Mathematical Sciences: Cohomology and Actions of Finite Groups

数学科学：有限群的上同调和作用

• 批准号: 9013423
• 负责人: Alejandro Adem
• 金额: $ 3.89万
• 依托单位: University of Wisconsin-Madison
• 依托单位国家: 美国
• 项目类别: Continuing Grant
• 财政年份: 1990
• 资助国家: 美国
• 起止时间: 1990-07-15 至 1992-06-30
• 项目状态: 已结题
• 来源: https://www.nsf.gov/awardsearch/showAward?AWD_ID=9013423&HistoricalAwards=false
• 关键词: Mathematical; Sciences; Cohomology; Actions; Finite

This project is an attempt to apply new cohomological and representation-theoretic ideas to problems in transformation groups and homotopy theory. The particular aspects which it involves can be described as follows: (1) Incorporate the study of certain discrete groups, such as arithmetic groups and mapping class groups, to an existing program based on applying methods from modular representation theory to group actions. (2) Determine general properties of the cohomology of finite groups, and how, using equivariant cohomology, this influences the role they play as transformation groups. (3) Obtain necessary and sufficient conditions for a finite group to act freely on a product of spheres, and analyze the restrictions this imposes on the homology representations when they are of the same dimension. This work is aimed at approaching a global conjecture on the free rank of symmetry of a finite complex. (4) Use theory of infinite loop spaces and invariant theory to obtain precise cohomological information on the symmetric groups, with several applications in mind. They include describing the cohomology of certain double covers of the symmetric groups which serve as finite models for a space which detects important characteristic classes. Other applications to stable homotopy and group cohomology are also planned. The invariant theory used is seen as an interesting and important algebraic problem in its own right, encoding most of the cohomological structure of the symmetric groups. In other words, the various parts of this project all concern the symmetry of geometric objects. Algebraic tools for making calculations about symmetry will be perfected, and these tools will then be applied to answer natural questions.
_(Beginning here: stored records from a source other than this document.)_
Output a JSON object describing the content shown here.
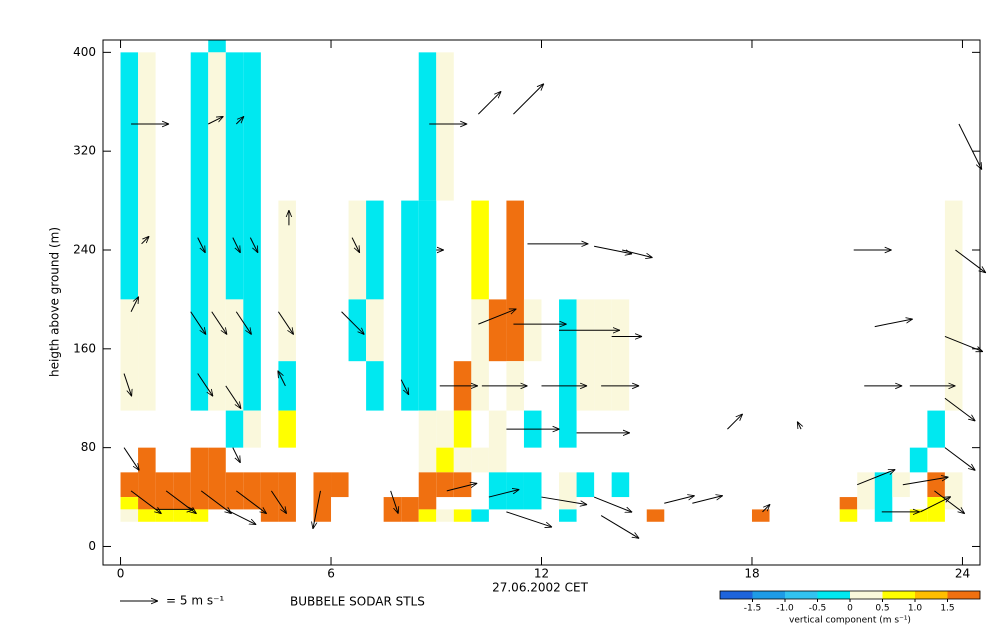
{
  "chart_data": {
    "type": "time-height",
    "xlabel": "27.06.2002 CET",
    "ylabel": "heigth above ground (m)",
    "station": "BUBBELE SODAR STLS",
    "xlim": [
      -0.5,
      24.5
    ],
    "ylim": [
      -15,
      410
    ],
    "xticks": [
      0,
      6,
      12,
      18,
      24
    ],
    "yticks": [
      0,
      80,
      160,
      240,
      320,
      400
    ],
    "arrow_ref": {
      "speed": 5,
      "label": "= 5 m s⁻¹"
    },
    "colorbar": {
      "label": "vertical component (m s⁻¹)",
      "clim": [
        -2,
        2
      ],
      "colors": [
        "#1e64dc",
        "#1e9be6",
        "#32c3f0",
        "#00e8f0",
        "#faf8dc",
        "#ffff00",
        "#ffbe00",
        "#f07010"
      ],
      "ticks": [
        -1.5,
        {
          "value": -1,
          "label": "-1.0"
        },
        -0.5,
        0,
        0.5,
        {
          "value": 1,
          "label": "1.0"
        },
        1.5
      ]
    },
    "cells": [
      [
        0,
        0.5,
        200,
        400,
        -0.25
      ],
      [
        0,
        0.5,
        110,
        200,
        0.25
      ],
      [
        0,
        0.5,
        40,
        60,
        1.75
      ],
      [
        0,
        0.5,
        30,
        40,
        0.75
      ],
      [
        0,
        0.5,
        20,
        30,
        0.25
      ],
      [
        0.5,
        1,
        110,
        400,
        0.25
      ],
      [
        0.5,
        1,
        30,
        80,
        1.75
      ],
      [
        0.5,
        1,
        20,
        30,
        0.75
      ],
      [
        1,
        1.5,
        30,
        60,
        1.75
      ],
      [
        1,
        1.5,
        20,
        30,
        0.75
      ],
      [
        1.5,
        2,
        30,
        60,
        1.75
      ],
      [
        1.5,
        2,
        20,
        30,
        0.75
      ],
      [
        2,
        2.5,
        110,
        400,
        -0.25
      ],
      [
        2,
        2.5,
        30,
        80,
        1.75
      ],
      [
        2,
        2.5,
        20,
        30,
        0.75
      ],
      [
        2.5,
        3,
        400,
        410,
        -0.25
      ],
      [
        2.5,
        3,
        110,
        400,
        0.25
      ],
      [
        2.5,
        3,
        30,
        80,
        1.75
      ],
      [
        3,
        3.5,
        200,
        400,
        -0.25
      ],
      [
        3,
        3.5,
        110,
        200,
        0.25
      ],
      [
        3,
        3.5,
        80,
        110,
        -0.25
      ],
      [
        3,
        3.5,
        30,
        60,
        1.75
      ],
      [
        3.5,
        4,
        110,
        400,
        -0.25
      ],
      [
        3.5,
        4,
        80,
        110,
        0.25
      ],
      [
        3.5,
        4,
        30,
        60,
        1.75
      ],
      [
        4,
        4.5,
        20,
        60,
        1.75
      ],
      [
        4.5,
        5,
        150,
        280,
        0.25
      ],
      [
        4.5,
        5,
        110,
        150,
        -0.25
      ],
      [
        4.5,
        5,
        80,
        110,
        0.75
      ],
      [
        4.5,
        5,
        20,
        60,
        1.75
      ],
      [
        5.5,
        6,
        20,
        60,
        1.75
      ],
      [
        6,
        6.5,
        40,
        60,
        1.75
      ],
      [
        6.5,
        7,
        200,
        280,
        0.25
      ],
      [
        6.5,
        7,
        150,
        200,
        -0.25
      ],
      [
        7,
        7.5,
        200,
        280,
        -0.25
      ],
      [
        7,
        7.5,
        150,
        200,
        0.25
      ],
      [
        7,
        7.5,
        110,
        150,
        -0.25
      ],
      [
        7.5,
        8,
        20,
        40,
        1.75
      ],
      [
        8,
        8.5,
        110,
        280,
        -0.25
      ],
      [
        8,
        8.5,
        20,
        40,
        1.75
      ],
      [
        8.5,
        9,
        280,
        400,
        -0.25
      ],
      [
        8.5,
        9,
        110,
        280,
        -0.25
      ],
      [
        8.5,
        9,
        60,
        110,
        0.25
      ],
      [
        8.5,
        9,
        30,
        60,
        1.75
      ],
      [
        8.5,
        9,
        20,
        30,
        0.75
      ],
      [
        9,
        9.5,
        280,
        400,
        0.25
      ],
      [
        9,
        9.5,
        80,
        110,
        0.25
      ],
      [
        9,
        9.5,
        60,
        80,
        0.75
      ],
      [
        9,
        9.5,
        40,
        60,
        1.75
      ],
      [
        9,
        9.5,
        20,
        30,
        0.25
      ],
      [
        9.5,
        10,
        110,
        150,
        1.75
      ],
      [
        9.5,
        10,
        80,
        110,
        0.75
      ],
      [
        9.5,
        10,
        60,
        80,
        0.25
      ],
      [
        9.5,
        10,
        40,
        60,
        1.75
      ],
      [
        9.5,
        10,
        20,
        30,
        0.75
      ],
      [
        10,
        10.5,
        200,
        280,
        0.75
      ],
      [
        10,
        10.5,
        110,
        200,
        0.25
      ],
      [
        10,
        10.5,
        60,
        80,
        0.25
      ],
      [
        10,
        10.5,
        20,
        30,
        -0.25
      ],
      [
        10.5,
        11,
        150,
        200,
        1.75
      ],
      [
        10.5,
        11,
        60,
        110,
        0.25
      ],
      [
        10.5,
        11,
        30,
        60,
        -0.25
      ],
      [
        11,
        11.5,
        150,
        280,
        1.75
      ],
      [
        11,
        11.5,
        110,
        150,
        0.25
      ],
      [
        11,
        11.5,
        30,
        60,
        -0.25
      ],
      [
        11.5,
        12,
        150,
        200,
        0.25
      ],
      [
        11.5,
        12,
        80,
        110,
        -0.25
      ],
      [
        11.5,
        12,
        30,
        60,
        -0.25
      ],
      [
        12.5,
        13,
        80,
        200,
        -0.25
      ],
      [
        12.5,
        13,
        30,
        60,
        0.25
      ],
      [
        12.5,
        13,
        20,
        30,
        -0.25
      ],
      [
        13,
        13.5,
        110,
        200,
        0.25
      ],
      [
        13,
        13.5,
        40,
        60,
        -0.25
      ],
      [
        13.5,
        14,
        110,
        200,
        0.25
      ],
      [
        14,
        14.5,
        110,
        200,
        0.25
      ],
      [
        14,
        14.5,
        40,
        60,
        -0.25
      ],
      [
        15,
        15.5,
        20,
        30,
        1.75
      ],
      [
        18,
        18.5,
        20,
        30,
        1.75
      ],
      [
        20.5,
        21,
        30,
        40,
        1.75
      ],
      [
        20.5,
        21,
        20,
        30,
        0.75
      ],
      [
        21,
        21.5,
        30,
        60,
        0.25
      ],
      [
        21.5,
        22,
        20,
        60,
        -0.25
      ],
      [
        22,
        22.5,
        40,
        60,
        0.25
      ],
      [
        22.5,
        23,
        60,
        80,
        -0.25
      ],
      [
        22.5,
        23,
        20,
        30,
        0.75
      ],
      [
        23,
        23.5,
        80,
        110,
        -0.25
      ],
      [
        23,
        23.5,
        40,
        60,
        1.75
      ],
      [
        23,
        23.5,
        20,
        40,
        0.75
      ],
      [
        23.5,
        24,
        110,
        280,
        0.25
      ],
      [
        23.5,
        24,
        30,
        60,
        0.25
      ]
    ],
    "arrows": [
      [
        0.3,
        342,
        5,
        0
      ],
      [
        2.5,
        342,
        2,
        1
      ],
      [
        3.3,
        342,
        1,
        1
      ],
      [
        8.8,
        342,
        5,
        0
      ],
      [
        10.2,
        350,
        3,
        3
      ],
      [
        11.2,
        350,
        4,
        4
      ],
      [
        0.6,
        245,
        1,
        1
      ],
      [
        2.2,
        250,
        1,
        -2
      ],
      [
        3.2,
        250,
        1,
        -2
      ],
      [
        3.7,
        250,
        1,
        -2
      ],
      [
        4.8,
        260,
        0,
        2
      ],
      [
        6.6,
        250,
        1,
        -2
      ],
      [
        9,
        240,
        1,
        0
      ],
      [
        11.6,
        245,
        8,
        0
      ],
      [
        13.5,
        243,
        5,
        -1
      ],
      [
        14.3,
        240,
        4,
        -1
      ],
      [
        20.9,
        240,
        5,
        0
      ],
      [
        23.9,
        342,
        3,
        -6
      ],
      [
        23.8,
        240,
        4,
        -3
      ],
      [
        0.3,
        190,
        1,
        2
      ],
      [
        2,
        190,
        2,
        -3
      ],
      [
        2.6,
        190,
        2,
        -3
      ],
      [
        3.3,
        190,
        2,
        -3
      ],
      [
        4.5,
        190,
        2,
        -3
      ],
      [
        6.3,
        190,
        3,
        -3
      ],
      [
        10.2,
        180,
        5,
        2
      ],
      [
        11.2,
        180,
        7,
        0
      ],
      [
        12.5,
        175,
        8,
        0
      ],
      [
        14,
        170,
        4,
        0
      ],
      [
        21.5,
        178,
        5,
        1
      ],
      [
        23.5,
        170,
        5,
        -2
      ],
      [
        0.1,
        140,
        1,
        -3
      ],
      [
        2.2,
        140,
        2,
        -3
      ],
      [
        3,
        130,
        2,
        -3
      ],
      [
        4.7,
        130,
        -1,
        2
      ],
      [
        8,
        135,
        1,
        -2
      ],
      [
        9.1,
        130,
        5,
        0
      ],
      [
        10.3,
        130,
        6,
        0
      ],
      [
        12,
        130,
        6,
        0
      ],
      [
        13.7,
        130,
        5,
        0
      ],
      [
        21.2,
        130,
        5,
        0
      ],
      [
        22.5,
        130,
        6,
        0
      ],
      [
        23.5,
        120,
        4,
        -3
      ],
      [
        0.1,
        80,
        2,
        -3
      ],
      [
        3.2,
        80,
        1,
        -2
      ],
      [
        11,
        95,
        7,
        0
      ],
      [
        13,
        92,
        7,
        0
      ],
      [
        17.3,
        95,
        2,
        2
      ],
      [
        19.4,
        95,
        -0.5,
        1
      ],
      [
        23.5,
        80,
        4,
        -3
      ],
      [
        0.3,
        45,
        4,
        -3
      ],
      [
        1.3,
        45,
        4,
        -3
      ],
      [
        2.3,
        45,
        4,
        -3
      ],
      [
        3.3,
        45,
        4,
        -3
      ],
      [
        4.3,
        45,
        2,
        -3
      ],
      [
        5.7,
        45,
        -1,
        -5
      ],
      [
        7.7,
        45,
        1,
        -3
      ],
      [
        9.3,
        45,
        4,
        1
      ],
      [
        10.5,
        40,
        4,
        1
      ],
      [
        12,
        40,
        6,
        -1
      ],
      [
        13.5,
        40,
        5,
        -2
      ],
      [
        15.5,
        35,
        4,
        1
      ],
      [
        16.3,
        35,
        4,
        1
      ],
      [
        21,
        50,
        5,
        2
      ],
      [
        22.3,
        50,
        6,
        1
      ],
      [
        23.2,
        45,
        4,
        -3
      ],
      [
        1,
        30,
        5,
        0
      ],
      [
        3,
        30,
        4,
        -2
      ],
      [
        11,
        28,
        6,
        -2
      ],
      [
        13.7,
        25,
        5,
        -3
      ],
      [
        18.3,
        28,
        1,
        1
      ],
      [
        21.7,
        28,
        5,
        0
      ],
      [
        22.8,
        28,
        4,
        2
      ]
    ]
  }
}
该项目是应用新的上同调和 转换问题的表征理论思想 群与同伦理论 它的具体方面， 主要包括以下几个方面：（1）将研究 某些离散群的，如算术群和映射 类组，基于应用方法应用到现有程序 从模块化表示理论到群体行为 （二） 确定有限群的上同调的一般性质， 以及如何使用等变上同调， 他们扮演的是转化小组 (3)获得必要的和 有限群自由作用于 产品的领域，并分析限制这强加给 当它们具有相同维数时的同调表示。 这项工作的目的是接近一个全球猜想的自由 有限复形的对称秩。 (4)运用无穷论 循环空间和不变理论，以获得精确的上同调 关于对称群的信息，以及在 主意了 它们包括描述某些双上同调 作为有限模型的对称群的覆盖 检测重要特征类的空间。 其他 应用稳定同伦和群上同调也是 计划好了 使用的不变理论被视为一个有趣的， 重要的代数问题本身，编码大部分 对称群的上同调结构。 换句话说，这个项目的各个部分 关注几何物体的对称性。 代数工具， 关于对称性的计算将得到完善，这些 然后将应用工具来回答自然问题。